As the prosecution said, the prison letter and its covering note amounted to a signed confession.

On the final day of the trial, on 10 September, it took the 24 jurymen and women only 85 minutes to reach a unanimous guilty verdict and the Deputy Bailiff passed the only sentence then available in Jersey law, death by hanging.

According to the Evening Post report of the proceedings, the guilty man responded to the sentence calmly and was escorted from the court with a ‘half-smile’ on his face.

However, two women in the public gallery, one of them his wife, broke down in tears.
It was the first capital penalty imposed by the Royal Court for 52 years and there was to be no reprieve.

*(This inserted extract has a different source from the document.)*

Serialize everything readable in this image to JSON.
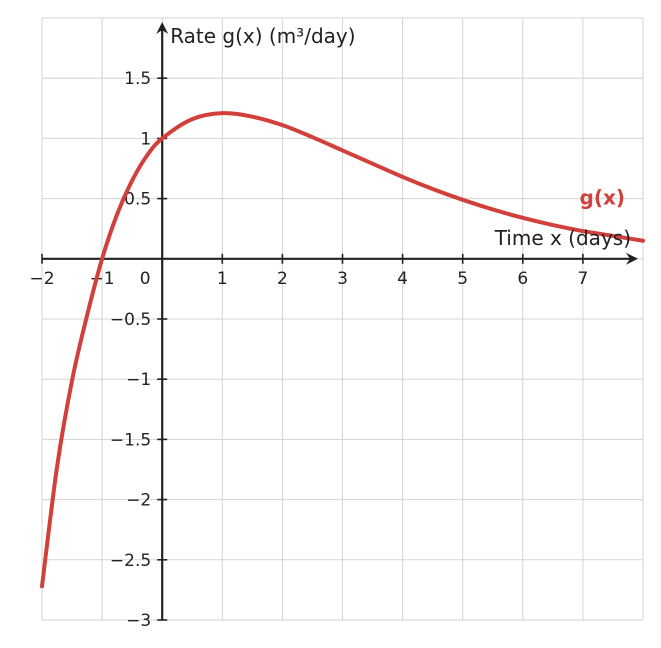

Huchet was hanged at Newgate Street at 7.30 am on 9 October 1959. A crowd of 100 people congregated outside the prison and was policed by three uniformed officers and all of the Town Centeniers but dispersed quietly when it was announced that no notice of execution would be posted.

A Home Office hangman and two assistants carried out the execution in the presence of witnesses who included the prison governor, F J Moon, and Deputy Keith Baal, president of the Prison Board.

An inquest was held at 8.30 am at the General Hospital and the prison medical officer, Dr P G Bentlif, offered the opinion that death had been instantaneous.

Death sentences continued to be passed by the Royal Court until 1986, when capital punishment in the Island was abolished, but all were commuted to life imprisonment.